Suppose $A^T = A$ is a real, $n$ by $n$ matrix.
We want to show that $A^{-1} = (A^{-1})^T$, that is, the inverse is symmetric.
$A^T = A$
$ (A^T)A^{-1} = A A^{-1} = I $. Thus $A^{-1}$ is the right inverse of $A^T$.
$(A^{-1} A)^T = A^T (A^{-1})^T$. Thus $(A^{-1})^T$ is the right inverse of $A^T$.
I'm not quite sure this proof is right since we aren't given that there is a unique right inverse of $(A^T)$.
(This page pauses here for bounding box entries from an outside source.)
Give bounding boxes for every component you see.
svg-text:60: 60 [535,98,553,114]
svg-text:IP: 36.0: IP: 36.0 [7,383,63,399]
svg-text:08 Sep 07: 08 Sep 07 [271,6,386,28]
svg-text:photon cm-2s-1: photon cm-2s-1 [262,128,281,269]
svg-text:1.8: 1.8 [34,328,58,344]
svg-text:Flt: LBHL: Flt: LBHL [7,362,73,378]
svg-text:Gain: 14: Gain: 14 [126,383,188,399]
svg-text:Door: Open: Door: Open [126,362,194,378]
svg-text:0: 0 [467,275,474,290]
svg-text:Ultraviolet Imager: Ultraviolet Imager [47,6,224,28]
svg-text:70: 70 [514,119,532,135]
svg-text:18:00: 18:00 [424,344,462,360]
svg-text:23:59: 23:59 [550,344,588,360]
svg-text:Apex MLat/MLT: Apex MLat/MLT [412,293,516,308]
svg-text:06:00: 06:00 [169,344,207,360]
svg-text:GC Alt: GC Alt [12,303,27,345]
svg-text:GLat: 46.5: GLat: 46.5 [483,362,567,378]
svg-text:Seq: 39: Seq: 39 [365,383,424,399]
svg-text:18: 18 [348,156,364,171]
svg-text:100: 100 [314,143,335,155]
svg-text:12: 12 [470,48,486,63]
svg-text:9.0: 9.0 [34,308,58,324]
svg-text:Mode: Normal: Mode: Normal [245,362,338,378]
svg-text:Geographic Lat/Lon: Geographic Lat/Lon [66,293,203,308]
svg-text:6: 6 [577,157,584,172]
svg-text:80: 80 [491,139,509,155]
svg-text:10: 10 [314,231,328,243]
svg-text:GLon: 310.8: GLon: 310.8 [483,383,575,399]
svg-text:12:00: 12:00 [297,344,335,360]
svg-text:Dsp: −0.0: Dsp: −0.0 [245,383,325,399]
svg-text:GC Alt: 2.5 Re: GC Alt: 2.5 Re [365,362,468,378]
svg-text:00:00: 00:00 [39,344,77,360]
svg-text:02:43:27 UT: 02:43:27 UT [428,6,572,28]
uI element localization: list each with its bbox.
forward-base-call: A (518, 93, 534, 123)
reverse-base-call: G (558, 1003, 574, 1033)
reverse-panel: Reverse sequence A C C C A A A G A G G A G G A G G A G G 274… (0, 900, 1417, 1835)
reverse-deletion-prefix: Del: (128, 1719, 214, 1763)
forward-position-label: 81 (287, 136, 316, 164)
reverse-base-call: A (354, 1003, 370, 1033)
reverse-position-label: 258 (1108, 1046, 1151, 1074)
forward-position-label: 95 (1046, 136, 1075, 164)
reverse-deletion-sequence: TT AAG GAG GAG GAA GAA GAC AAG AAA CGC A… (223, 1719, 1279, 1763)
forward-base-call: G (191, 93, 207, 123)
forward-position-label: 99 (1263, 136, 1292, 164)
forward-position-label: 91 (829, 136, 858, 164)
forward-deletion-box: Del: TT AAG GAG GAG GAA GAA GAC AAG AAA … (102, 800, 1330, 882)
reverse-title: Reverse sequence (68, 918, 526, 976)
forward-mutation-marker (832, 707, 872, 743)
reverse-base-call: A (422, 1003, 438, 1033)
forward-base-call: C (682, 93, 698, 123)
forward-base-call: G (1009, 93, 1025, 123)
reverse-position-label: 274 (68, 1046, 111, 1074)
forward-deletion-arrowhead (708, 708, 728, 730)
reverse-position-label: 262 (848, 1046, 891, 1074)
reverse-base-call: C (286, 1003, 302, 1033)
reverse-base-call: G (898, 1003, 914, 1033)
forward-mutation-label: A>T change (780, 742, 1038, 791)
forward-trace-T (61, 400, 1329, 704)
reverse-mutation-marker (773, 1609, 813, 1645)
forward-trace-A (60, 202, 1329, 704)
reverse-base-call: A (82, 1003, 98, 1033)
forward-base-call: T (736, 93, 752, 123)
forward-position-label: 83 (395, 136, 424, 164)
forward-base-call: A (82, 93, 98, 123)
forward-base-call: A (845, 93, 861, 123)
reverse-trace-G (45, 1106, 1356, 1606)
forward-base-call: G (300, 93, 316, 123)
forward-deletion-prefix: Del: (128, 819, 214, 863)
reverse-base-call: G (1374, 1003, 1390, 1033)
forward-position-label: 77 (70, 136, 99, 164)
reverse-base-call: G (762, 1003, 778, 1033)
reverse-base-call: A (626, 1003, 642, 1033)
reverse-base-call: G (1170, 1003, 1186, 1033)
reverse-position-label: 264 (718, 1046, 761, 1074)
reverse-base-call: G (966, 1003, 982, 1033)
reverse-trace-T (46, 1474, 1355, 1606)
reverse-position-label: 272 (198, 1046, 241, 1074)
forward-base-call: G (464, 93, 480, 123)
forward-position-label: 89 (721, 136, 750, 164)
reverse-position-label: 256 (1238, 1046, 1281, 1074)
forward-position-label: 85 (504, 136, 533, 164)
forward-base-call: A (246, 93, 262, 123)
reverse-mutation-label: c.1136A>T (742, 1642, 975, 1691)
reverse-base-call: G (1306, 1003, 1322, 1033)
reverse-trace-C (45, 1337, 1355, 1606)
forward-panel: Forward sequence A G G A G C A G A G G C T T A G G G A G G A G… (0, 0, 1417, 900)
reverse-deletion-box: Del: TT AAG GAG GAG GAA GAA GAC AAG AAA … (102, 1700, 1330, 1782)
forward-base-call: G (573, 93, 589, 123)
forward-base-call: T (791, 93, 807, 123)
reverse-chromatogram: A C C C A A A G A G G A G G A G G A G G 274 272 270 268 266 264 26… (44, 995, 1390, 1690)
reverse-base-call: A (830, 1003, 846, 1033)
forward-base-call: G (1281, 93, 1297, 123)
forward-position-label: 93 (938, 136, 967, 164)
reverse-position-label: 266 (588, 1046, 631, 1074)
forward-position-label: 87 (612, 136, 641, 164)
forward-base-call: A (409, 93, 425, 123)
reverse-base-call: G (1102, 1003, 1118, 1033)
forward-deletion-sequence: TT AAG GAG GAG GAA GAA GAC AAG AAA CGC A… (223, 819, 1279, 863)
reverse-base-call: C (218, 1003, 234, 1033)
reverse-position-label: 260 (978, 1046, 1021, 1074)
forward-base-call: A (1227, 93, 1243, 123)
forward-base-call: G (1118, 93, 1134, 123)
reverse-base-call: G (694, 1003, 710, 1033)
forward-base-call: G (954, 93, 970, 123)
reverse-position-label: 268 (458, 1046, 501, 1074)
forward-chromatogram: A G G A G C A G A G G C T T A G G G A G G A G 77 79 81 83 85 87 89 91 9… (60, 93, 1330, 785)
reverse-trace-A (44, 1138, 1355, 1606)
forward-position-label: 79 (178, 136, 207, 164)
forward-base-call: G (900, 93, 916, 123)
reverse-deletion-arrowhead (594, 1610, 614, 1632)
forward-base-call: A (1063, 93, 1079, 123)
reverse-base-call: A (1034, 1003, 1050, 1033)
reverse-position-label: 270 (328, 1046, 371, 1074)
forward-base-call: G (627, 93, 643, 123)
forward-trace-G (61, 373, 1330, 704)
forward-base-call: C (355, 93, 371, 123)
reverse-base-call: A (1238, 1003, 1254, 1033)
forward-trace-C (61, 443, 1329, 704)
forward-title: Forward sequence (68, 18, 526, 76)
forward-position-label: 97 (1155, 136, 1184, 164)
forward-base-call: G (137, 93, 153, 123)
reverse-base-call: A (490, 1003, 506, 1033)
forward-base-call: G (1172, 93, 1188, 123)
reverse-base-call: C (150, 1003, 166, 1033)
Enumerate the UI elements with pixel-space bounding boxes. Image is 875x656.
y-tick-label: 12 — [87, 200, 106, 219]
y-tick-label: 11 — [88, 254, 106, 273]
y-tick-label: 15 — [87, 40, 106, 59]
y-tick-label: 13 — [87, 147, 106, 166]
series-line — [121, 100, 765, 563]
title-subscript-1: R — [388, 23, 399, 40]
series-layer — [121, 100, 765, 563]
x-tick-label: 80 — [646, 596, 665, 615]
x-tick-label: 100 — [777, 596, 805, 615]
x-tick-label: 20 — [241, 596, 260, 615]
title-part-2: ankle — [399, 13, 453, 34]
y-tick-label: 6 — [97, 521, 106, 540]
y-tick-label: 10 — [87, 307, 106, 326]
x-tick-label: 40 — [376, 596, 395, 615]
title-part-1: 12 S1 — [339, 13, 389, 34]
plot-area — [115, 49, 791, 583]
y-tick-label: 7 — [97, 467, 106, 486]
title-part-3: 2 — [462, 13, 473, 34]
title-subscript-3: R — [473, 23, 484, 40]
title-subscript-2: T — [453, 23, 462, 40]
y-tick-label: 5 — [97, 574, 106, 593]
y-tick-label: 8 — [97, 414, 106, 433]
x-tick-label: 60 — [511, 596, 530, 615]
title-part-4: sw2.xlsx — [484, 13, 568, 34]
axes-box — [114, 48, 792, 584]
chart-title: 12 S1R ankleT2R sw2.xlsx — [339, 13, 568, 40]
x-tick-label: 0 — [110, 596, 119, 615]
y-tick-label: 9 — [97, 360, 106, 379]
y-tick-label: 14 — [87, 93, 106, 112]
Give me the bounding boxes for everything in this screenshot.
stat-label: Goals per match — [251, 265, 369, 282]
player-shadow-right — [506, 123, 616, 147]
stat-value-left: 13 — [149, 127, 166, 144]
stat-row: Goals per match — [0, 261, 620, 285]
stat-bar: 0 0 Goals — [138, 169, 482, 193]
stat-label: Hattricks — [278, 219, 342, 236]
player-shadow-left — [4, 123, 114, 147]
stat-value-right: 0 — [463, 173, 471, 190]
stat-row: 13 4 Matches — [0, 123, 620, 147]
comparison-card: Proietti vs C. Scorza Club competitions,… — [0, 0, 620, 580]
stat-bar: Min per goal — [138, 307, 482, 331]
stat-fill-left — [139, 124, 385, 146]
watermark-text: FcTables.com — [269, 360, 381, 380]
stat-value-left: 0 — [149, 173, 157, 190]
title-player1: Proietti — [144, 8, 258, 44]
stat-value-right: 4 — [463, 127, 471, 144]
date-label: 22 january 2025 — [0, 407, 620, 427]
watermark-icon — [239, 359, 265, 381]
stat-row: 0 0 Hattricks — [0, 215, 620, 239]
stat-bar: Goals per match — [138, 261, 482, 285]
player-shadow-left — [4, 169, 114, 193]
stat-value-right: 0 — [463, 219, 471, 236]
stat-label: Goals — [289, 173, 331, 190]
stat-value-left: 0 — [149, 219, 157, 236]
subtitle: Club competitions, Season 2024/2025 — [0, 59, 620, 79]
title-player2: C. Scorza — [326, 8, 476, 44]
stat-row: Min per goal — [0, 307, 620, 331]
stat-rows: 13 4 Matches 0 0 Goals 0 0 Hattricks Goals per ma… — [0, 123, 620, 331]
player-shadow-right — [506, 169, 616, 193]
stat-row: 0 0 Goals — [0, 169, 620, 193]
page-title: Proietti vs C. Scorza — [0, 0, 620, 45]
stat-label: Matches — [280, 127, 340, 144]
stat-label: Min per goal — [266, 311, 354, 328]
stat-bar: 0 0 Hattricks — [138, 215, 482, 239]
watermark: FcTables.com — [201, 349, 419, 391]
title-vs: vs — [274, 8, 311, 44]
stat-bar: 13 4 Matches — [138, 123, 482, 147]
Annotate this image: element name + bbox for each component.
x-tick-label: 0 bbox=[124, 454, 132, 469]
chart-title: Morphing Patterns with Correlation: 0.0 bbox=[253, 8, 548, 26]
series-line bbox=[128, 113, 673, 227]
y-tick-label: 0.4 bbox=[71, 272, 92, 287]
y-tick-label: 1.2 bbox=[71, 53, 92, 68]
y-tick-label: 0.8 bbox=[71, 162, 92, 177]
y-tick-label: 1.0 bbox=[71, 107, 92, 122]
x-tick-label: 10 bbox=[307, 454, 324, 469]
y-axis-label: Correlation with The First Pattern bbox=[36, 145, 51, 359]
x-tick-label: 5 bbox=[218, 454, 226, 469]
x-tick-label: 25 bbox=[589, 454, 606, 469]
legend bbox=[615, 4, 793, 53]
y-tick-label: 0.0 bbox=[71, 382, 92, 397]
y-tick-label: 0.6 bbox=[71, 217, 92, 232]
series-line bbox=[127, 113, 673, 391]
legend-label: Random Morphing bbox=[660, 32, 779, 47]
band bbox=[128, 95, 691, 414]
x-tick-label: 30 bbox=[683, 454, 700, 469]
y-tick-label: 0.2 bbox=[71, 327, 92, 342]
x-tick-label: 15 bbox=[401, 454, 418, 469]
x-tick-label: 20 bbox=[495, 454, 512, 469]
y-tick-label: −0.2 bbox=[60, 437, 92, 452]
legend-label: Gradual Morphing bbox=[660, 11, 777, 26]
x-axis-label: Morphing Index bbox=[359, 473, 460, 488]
Is this proof okay, or is there another way to do this?
On
Let $B = A^{-1}$ so that $A_{ij}B_{jk}=\delta_{ik}$ (where by convention, indices appearing twice are to be summed over).
$$A_{ij}B_{jk}=\delta_{ik} \wedge A_{ji}=A_{ij} \implies \\ A_{ji}B_{jk}=\delta_{jk} \implies B_{jk}A_{ji}=\delta_{ik} \implies \\ B_{jk}A_{ji}B_{in} = \delta_{ik}B_{in} = B_{kn} \implies \\ B_{jk}\left(A_{ji}B_{in}\right) = B_{kn} \implies \\ \implies\delta_{jn} = B_{kn} \implies \\ B_{nk} = B_{kn} $$ so $B$ is symmetric.
It is enough to prove this: for any invertible square matrix $A$, we have $$(\mkern1mu{}^{\mathrm t\!}A)^{-1}={}^{\mathrm t\mkern-1.5mu}(A^{-1}) $$
Indeed $$^{\mathrm t\mkern-1.5mu}(A^{-1}){\,}^{\mathrm t\!}A={}^{\mathrm t\mkern-2mu}(A\,A^{-1})={}^{\mathrm t\mkern-1.5mu}I=I,$$ and similarly $$^{\mathrm t\!}A{\,}^{\mathrm t\mkern-1.5mu}(A^{-1})={}^{\mathrm t\mkern-1.5mu}(A^{-1}A)={}^{\mathrm t\mkern-1.5mu}I=I.$$ In particular, if $A$ is symmetric, $\;\mkern1mu{}^{\mathrm t\!}A=A$, so $$A^{-1}={}^{\mathrm t\mkern-1.5mu}(A^{-1}), $$ which means $A^{-1}$ is symmetric.